If and when Iraqi forces do retake the city, they may inherit little more than bodies and rubble, as they did in taking the city of Ramadi last December.  About Ramadi, Patrick Cockburn noted last month that “more than 70% of its buildings are in ruins and the great majority of its 400,000 people are still displaced” (another way of saying, “It became necessary to destroy the town to save it”).  American drones, meanwhile, continue to soar over foreign skies, assassinating various terrorist “kingpins” to little permanent effect.

Tell Me How This Ends

Here’s the “hot wash”: something’s gone terribly wrong with Washington’s soaring dreams of air power and what it can accomplish.  And yet the urge to loose the planes only grows stronger among America’s political class.

Given the frustratingly indecisive results of U.S. air campaigns in these years, one might wonder why a self-professed smart guy like Ted Cruz, when still a presidential candidate, would have called for “carpet” bombing our way to victory over ISIS, and yet in these years he has been more the norm than the exception in his infatuation with air power.  Everyone from Donald Trump to Barack Obama has looked to the air for the master key to victory.  In 2014, even Petraeus, home from the wars, declared himself “all in” on more bombing as critical to victory (whatever that word might now mean) in Iraq.  Only recently he also called for the loosing of American air power (yet again) in Afghanistan — not long after which President Obama did just that.

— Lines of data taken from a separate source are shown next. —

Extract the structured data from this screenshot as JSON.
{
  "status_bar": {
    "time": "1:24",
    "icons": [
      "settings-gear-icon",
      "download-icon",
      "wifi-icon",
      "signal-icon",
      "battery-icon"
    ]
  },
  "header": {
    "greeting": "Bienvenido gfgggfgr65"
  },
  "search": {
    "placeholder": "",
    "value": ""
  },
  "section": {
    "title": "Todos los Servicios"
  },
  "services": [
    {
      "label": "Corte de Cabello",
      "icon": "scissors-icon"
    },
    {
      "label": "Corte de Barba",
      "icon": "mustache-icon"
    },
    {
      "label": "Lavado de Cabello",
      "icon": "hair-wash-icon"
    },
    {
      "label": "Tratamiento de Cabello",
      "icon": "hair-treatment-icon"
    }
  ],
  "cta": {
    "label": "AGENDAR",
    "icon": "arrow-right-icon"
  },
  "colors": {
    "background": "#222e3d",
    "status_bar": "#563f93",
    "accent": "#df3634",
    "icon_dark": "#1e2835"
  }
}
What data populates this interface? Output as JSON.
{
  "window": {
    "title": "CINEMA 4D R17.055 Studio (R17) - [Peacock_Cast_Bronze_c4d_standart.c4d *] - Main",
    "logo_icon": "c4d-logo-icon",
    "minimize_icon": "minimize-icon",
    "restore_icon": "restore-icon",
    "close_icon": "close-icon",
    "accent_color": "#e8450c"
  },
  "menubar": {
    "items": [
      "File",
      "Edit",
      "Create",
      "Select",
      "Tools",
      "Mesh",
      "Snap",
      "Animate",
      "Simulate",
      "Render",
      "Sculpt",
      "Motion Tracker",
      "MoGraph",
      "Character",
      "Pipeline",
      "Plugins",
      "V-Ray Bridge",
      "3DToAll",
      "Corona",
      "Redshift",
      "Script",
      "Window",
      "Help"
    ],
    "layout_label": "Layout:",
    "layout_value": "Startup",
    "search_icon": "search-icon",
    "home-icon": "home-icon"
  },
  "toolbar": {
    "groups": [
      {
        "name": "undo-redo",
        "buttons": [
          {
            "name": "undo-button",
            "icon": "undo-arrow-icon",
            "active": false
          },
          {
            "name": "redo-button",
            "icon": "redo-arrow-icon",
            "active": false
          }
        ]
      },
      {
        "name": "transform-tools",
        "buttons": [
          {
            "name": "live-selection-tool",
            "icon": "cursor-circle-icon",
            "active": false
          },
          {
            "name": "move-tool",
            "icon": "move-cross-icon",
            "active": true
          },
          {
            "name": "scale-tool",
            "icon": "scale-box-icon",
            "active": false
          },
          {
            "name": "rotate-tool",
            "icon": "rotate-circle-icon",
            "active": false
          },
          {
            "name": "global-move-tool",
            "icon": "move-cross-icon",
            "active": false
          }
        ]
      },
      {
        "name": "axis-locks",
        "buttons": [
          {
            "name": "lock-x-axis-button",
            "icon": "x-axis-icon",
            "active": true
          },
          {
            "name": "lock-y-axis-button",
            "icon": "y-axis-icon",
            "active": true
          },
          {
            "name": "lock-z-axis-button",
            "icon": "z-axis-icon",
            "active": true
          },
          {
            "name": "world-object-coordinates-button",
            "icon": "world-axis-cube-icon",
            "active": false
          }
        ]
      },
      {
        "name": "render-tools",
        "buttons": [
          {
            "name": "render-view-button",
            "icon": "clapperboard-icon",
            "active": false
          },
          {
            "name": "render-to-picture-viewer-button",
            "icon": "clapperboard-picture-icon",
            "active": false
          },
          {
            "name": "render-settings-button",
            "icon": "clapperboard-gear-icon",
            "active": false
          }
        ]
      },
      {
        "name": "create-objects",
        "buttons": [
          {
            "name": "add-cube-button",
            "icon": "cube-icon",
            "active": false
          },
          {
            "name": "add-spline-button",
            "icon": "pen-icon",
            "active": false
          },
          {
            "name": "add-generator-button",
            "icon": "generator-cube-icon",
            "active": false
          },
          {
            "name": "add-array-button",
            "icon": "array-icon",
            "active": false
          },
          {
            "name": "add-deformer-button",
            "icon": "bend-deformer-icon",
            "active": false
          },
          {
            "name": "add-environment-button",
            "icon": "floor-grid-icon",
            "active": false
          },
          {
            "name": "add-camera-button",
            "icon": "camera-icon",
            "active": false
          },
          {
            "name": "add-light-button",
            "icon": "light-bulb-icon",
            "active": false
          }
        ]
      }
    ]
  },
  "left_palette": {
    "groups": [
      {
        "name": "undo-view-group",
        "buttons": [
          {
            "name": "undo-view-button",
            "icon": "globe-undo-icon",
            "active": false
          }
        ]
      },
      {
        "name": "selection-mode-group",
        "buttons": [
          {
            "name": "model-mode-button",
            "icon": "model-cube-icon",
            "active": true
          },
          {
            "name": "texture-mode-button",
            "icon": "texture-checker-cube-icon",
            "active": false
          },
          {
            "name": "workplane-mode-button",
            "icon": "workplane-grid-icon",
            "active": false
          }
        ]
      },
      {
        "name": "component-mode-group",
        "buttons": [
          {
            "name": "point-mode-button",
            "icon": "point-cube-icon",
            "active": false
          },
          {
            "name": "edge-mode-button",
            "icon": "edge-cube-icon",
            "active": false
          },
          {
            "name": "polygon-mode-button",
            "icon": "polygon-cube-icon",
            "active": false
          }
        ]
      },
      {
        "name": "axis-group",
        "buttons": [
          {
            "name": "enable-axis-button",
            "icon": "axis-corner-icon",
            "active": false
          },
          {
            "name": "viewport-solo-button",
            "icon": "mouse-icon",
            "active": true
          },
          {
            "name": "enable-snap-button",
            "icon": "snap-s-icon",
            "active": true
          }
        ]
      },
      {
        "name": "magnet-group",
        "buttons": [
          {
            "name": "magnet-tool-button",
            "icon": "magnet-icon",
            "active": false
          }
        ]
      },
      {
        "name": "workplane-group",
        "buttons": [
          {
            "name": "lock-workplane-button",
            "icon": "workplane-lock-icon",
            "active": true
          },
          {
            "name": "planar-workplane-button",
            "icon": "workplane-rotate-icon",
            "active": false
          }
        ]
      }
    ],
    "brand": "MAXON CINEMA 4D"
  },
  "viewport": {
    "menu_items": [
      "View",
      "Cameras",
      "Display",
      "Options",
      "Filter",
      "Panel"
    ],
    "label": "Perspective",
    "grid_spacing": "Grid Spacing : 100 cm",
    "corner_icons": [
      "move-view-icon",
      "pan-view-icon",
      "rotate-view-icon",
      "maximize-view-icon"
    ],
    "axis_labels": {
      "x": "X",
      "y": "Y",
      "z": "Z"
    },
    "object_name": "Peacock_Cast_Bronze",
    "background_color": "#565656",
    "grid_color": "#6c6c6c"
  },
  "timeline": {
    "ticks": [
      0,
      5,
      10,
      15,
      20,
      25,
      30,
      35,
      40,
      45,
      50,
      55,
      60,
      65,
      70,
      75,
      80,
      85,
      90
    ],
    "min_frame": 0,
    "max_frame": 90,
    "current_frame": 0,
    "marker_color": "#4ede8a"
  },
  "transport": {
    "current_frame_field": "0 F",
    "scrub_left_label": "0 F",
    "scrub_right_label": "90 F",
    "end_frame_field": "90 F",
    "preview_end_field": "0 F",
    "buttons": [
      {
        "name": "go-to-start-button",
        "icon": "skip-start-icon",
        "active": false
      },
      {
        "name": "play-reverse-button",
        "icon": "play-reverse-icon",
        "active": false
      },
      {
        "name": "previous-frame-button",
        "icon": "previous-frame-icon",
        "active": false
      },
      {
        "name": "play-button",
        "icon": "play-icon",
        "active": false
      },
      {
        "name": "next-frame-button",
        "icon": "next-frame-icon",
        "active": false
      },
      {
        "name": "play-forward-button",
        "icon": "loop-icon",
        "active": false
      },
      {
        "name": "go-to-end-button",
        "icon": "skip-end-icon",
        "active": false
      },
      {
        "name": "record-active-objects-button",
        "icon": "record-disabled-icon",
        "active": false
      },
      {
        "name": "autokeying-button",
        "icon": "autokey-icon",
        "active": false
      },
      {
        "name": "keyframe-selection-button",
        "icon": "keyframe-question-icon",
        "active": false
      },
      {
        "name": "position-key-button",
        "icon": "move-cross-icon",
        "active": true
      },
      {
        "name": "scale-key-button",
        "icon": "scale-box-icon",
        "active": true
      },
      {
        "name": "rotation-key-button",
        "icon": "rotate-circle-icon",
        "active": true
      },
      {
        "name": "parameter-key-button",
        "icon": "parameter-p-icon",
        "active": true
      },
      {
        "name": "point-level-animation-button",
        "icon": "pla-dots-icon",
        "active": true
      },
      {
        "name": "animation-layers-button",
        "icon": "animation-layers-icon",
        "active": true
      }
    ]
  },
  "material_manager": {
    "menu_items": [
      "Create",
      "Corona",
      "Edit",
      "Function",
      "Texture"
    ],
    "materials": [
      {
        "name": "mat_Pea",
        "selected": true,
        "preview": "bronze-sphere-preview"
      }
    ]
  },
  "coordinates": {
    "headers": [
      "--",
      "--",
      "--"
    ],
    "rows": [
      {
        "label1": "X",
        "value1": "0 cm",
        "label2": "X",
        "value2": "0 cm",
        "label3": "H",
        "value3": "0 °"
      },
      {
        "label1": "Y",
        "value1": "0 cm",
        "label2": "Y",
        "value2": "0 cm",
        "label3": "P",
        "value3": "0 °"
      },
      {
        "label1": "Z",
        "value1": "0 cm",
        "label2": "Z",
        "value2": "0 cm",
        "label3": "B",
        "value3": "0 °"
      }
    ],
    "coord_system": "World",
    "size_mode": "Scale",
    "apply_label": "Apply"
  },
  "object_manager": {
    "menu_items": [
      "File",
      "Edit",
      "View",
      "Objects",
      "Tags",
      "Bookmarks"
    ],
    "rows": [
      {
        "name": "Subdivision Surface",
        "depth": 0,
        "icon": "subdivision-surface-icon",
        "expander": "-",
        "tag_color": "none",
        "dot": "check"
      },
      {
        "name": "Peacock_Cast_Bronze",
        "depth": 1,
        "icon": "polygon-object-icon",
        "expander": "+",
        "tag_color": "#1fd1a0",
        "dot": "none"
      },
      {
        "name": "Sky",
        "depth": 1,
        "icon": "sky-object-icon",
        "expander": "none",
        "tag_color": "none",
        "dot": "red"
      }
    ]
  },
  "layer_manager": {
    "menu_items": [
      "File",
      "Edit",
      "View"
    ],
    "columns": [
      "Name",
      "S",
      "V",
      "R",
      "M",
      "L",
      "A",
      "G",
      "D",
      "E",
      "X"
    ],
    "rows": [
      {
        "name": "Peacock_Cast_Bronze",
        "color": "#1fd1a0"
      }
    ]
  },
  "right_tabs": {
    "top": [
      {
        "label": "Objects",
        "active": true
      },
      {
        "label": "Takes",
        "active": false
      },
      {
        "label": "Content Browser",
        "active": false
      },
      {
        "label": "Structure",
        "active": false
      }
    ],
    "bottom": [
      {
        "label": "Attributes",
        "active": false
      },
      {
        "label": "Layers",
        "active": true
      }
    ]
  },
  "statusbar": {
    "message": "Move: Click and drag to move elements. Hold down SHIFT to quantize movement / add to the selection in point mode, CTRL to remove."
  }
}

Even as air power keeps the U.S. military in the game, even as it shows results (terror leaders killed, weapons destroyed, oil shipments interdicted, and so on), even as it thrills politicians in Washington, that magical victory over the latest terror outfits remains elusive.  That is, in part, because air power by definition never occupies ground.  It can’t dig in.  It can’t swim like Mao Zedong’s proverbial fish in the sea of “the people.”  It can’t sustain persuasive force.  Its force is always staccato and episodic.